Esta nova configuração de forças obrigou o diretório nacional do PT a funcionar de forma mais consociada, oposta ao anterior hegemonismo. Na prática, isso serviu para democratizar mais as relações internas de poder. Exemplar foi o XIII Encontro Nacional, realizado em 2006 em São Paulo, onde as resoluções aprovadas foram apresentadas em conjunto pelas principais forças partidárias, representantes da “esquerda”, do “centro” e da “direita” petistas[3] – fato, até então, inédito na história do PT.

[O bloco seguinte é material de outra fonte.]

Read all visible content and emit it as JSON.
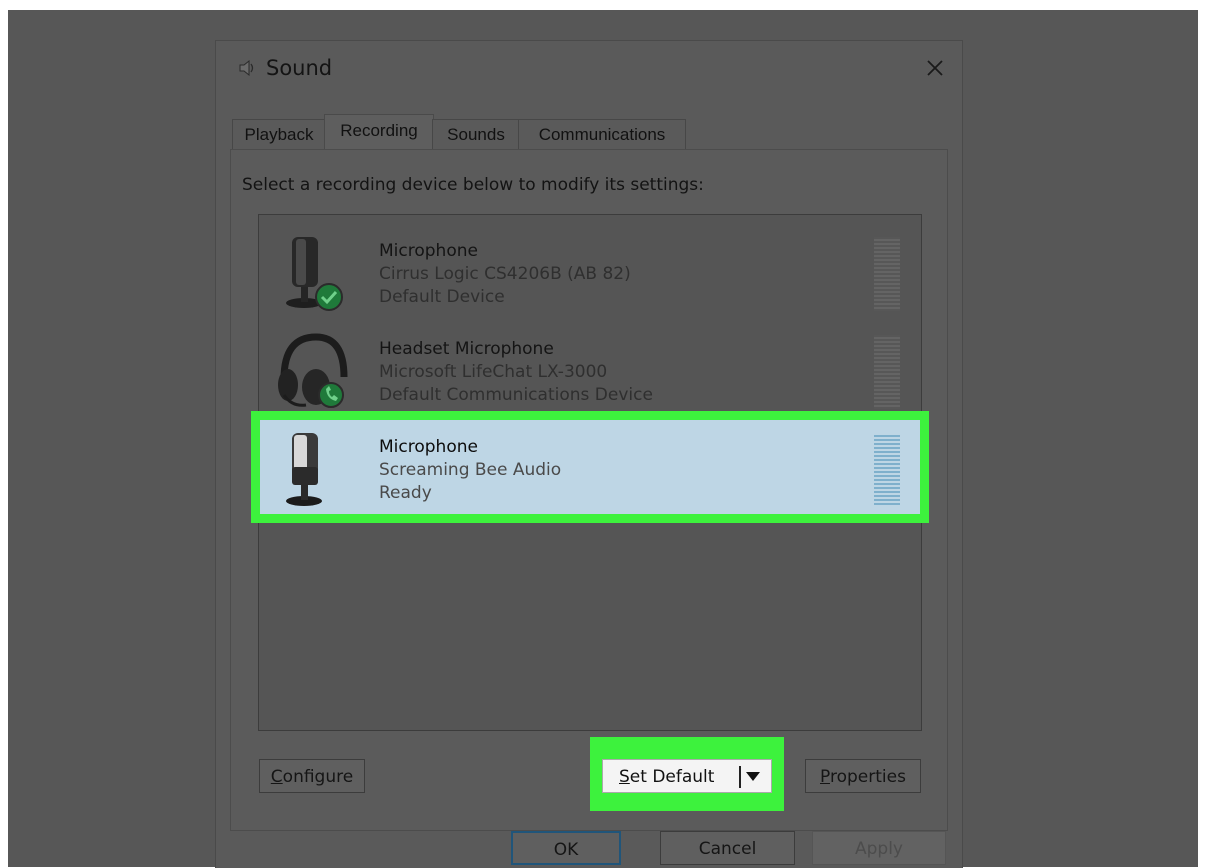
{
  "window": {
    "title": "Sound",
    "close_glyph": "✕"
  },
  "tabs": [
    {
      "label": "Playback"
    },
    {
      "label": "Recording",
      "active": true
    },
    {
      "label": "Sounds"
    },
    {
      "label": "Communications"
    }
  ],
  "instruction": "Select a recording device below to modify its settings:",
  "devices": [
    {
      "name": "Microphone",
      "detail": "Cirrus Logic CS4206B (AB 82)",
      "status": "Default Device",
      "icon": "microphone-icon",
      "badge": "check-badge-icon"
    },
    {
      "name": "Headset Microphone",
      "detail": "Microsoft LifeChat LX-3000",
      "status": "Default Communications Device",
      "icon": "headset-icon",
      "badge": "phone-badge-icon"
    },
    {
      "name": "Microphone",
      "detail": "Screaming Bee Audio",
      "status": "Ready",
      "icon": "microphone-icon",
      "selected": true
    }
  ],
  "buttons": {
    "configure": {
      "accesskey": "C",
      "rest": "onfigure"
    },
    "set_default": {
      "accesskey": "S",
      "rest": "et Default"
    },
    "properties": {
      "accesskey": "P",
      "rest": "roperties"
    },
    "ok": "OK",
    "cancel": "Cancel",
    "apply": "Apply"
  },
  "colors": {
    "highlight": "#3df23d",
    "selected_row": "#bed6e5",
    "badge_green": "#1f7a3a",
    "overlay": "#575757"
  }
}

O PED de 2007 é o primeiro após a reeleição de Lula, em 2006. Superados os efeitos mais devastadores da crise do “mensalão”; recomposto um consenso interno em torno dos temas econômicos tradicionais do PT, mais identificados com o chamado “desenvolvimentismo”[4] e; desfeita a onda faccionista que marcou o primeiro governo Lula, que resultou em diversas baixas partidárias, o PT vive agora o dilema de construir uma candidatura própria a presidente em 2010[5], já que Lula não pode ser mais candidato. A solução deste dilema é fundamental para a institucionalização do PT como partido nacional (HUNTINGTON, 1975; MAINWARING & SCULLY, 1995 e MAINWARING, 2001), capaz de eleger um Presidente da República, mesmo sem dispor da liderança carismática de Lula, que foi o candidato do PT em todas as eleições presidenciais desde 1989[6].

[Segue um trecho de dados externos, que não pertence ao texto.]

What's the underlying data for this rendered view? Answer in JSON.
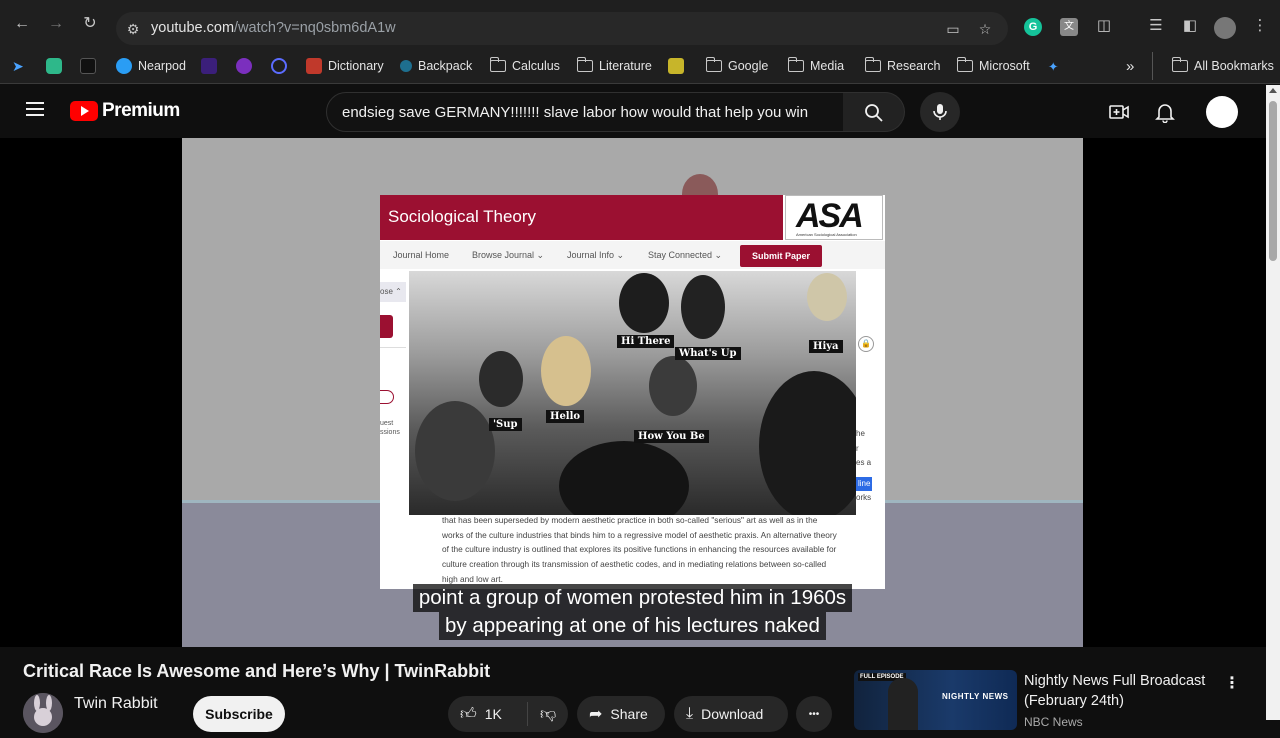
{
  "browser": {
    "url_host": "youtube.com",
    "url_path": "/watch?v=nq0sbm6dA1w",
    "bookmarks": [
      {
        "label": "Nearpod",
        "icon": "nearpod-icon"
      },
      {
        "label": "Dictionary",
        "icon": "dictionary-icon"
      },
      {
        "label": "Backpack",
        "icon": "backpack-icon"
      },
      {
        "label": "Calculus",
        "icon": "folder-icon"
      },
      {
        "label": "Literature",
        "icon": "folder-icon"
      },
      {
        "label": "Google",
        "icon": "folder-icon"
      },
      {
        "label": "Media",
        "icon": "folder-icon"
      },
      {
        "label": "Research",
        "icon": "folder-icon"
      },
      {
        "label": "Microsoft",
        "icon": "folder-icon"
      }
    ],
    "all_bookmarks": "All Bookmarks",
    "overflow": "»"
  },
  "youtube": {
    "logo_text": "Premium",
    "search_query": "endsieg save GERMANY!!!!!!! slave labor how would that help you win"
  },
  "video": {
    "journal_title": "Sociological Theory",
    "logo_text": "ASA",
    "logo_sub": "American Sociological Association",
    "nav": [
      "Journal Home",
      "Browse Journal",
      "Journal Info",
      "Stay Connected"
    ],
    "submit_label": "Submit Paper",
    "side_label": "ose",
    "side_text_1": "uest",
    "side_text_2": "ssions",
    "right_fragments": [
      "he",
      "r",
      "es a",
      "line",
      "orks"
    ],
    "body_lines": [
      "that has been superseded by modern aesthetic practice in both so-called \"serious\" art as well as in the",
      "works of the culture industries that binds him to a regressive model of aesthetic praxis. An alternative theory",
      "of the culture industry is outlined that explores its positive functions in enhancing the resources available for",
      "culture creation through its transmission of aesthetic codes, and in mediating relations between so-called",
      "high and low art."
    ],
    "speech_labels": [
      "Hi There",
      "What's Up",
      "Hiya",
      "'Sup",
      "Hello",
      "How You Be"
    ],
    "captions": [
      "point a group of women protested him in 1960s",
      "by appearing at one of his lectures naked"
    ]
  },
  "below": {
    "title": "Critical Race Is Awesome and Here’s Why | TwinRabbit",
    "channel": "Twin Rabbit",
    "subscribe": "Subscribe",
    "likes": "1K",
    "share": "Share",
    "download": "Download",
    "more": "•••"
  },
  "recommendation": {
    "badge": "FULL EPISODE",
    "thumb_text": "NIGHTLY NEWS",
    "title": "Nightly News Full Broadcast (February 24th)",
    "channel": "NBC News"
  },
  "colors": {
    "youtube_red": "#ff0000",
    "asa_maroon": "#9b1031"
  }
}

Consideradas estas variáveis, a observação da composição das chapas apresentadas para o diretório nacional do PT neste PED de 2007, atentando-se para as alianças feitas entre diversas frações partidárias e comparando-se com o PED de 2005, constitui-se num bom exercício para se compreender a nova feição do PT após o início do governo Lula. Mas serve também para perceber, empiricamente, a razão instrumental que orienta os jogos de poder desenvolvidos pelos diversos atores políticos internos ao PT. Tais atores agem motivados por razões ideológicas, sem dúvida, mas, principalmente, pela busca de maximização dos seus espaços de poder no partido, considerados os elementos institucionais e conjunturais nos quais se desenrola a disputa. Mais ainda, podemos perceber como o PT funciona como um sistema político próprio, o que é definidor da atuação das suas frações (SARTORI, 1982; PANEBIANCO, 2005).
A primeira constatação: depois do início do governo Lula, diminuiu o espaço da esquerda e da direita partidárias, e aumentou o espaço para uma composição interna de poder mais orientada para o centro.
No PED de 2005, apresentaram chapa as seguintes frações de esquerda: O Trabalho; Articulação de Esquerda – AE (apoiada por outros grupos regionais, como a Esquerda Democrática, do deputado federal gaúcho Henrique Fontana, e pelo prefeito de Recife, João Paulo) e; Democracia Socialista – DS (igualmente apoiada pela fração Tendência Marxista – TM e por grupos regionais, como Construção: democracia e socialismo, do DF, dentre outros). Além dessas, outras chapas se identificavam com a esquerda petista, como a chapa “Movimento Popular” (liderada pelo dirigente da Central de Movimentos Populares, Luiz Gonzaga “Gegê”) e a chapa “Esperança Militante”, do candidato a presidente nacional Plínio de Arruda Sampaio, apoiada por independentes (como o deputado federal carioca Chico Alencar) e pelas frações Ação Popular Socialista – APS e Brasil Socialista - BS, do líder sem-terra Bruno Maranhão, dentre outros. Duas frações de centro apresentaram chapa, o Movimento PT e o PT de Luta e de Massas, além da chapa independente e centrista – apesar de muito próxima ao Campo Majoritário – “O partido que muda o Brasil”, formada quase integralmente por militantes mineiros. Por fim, o então Campo Majoritário, ocupando a posição à direita do espectro partidário, apresentou sua chapa própria “Construindo o novo Brasil”.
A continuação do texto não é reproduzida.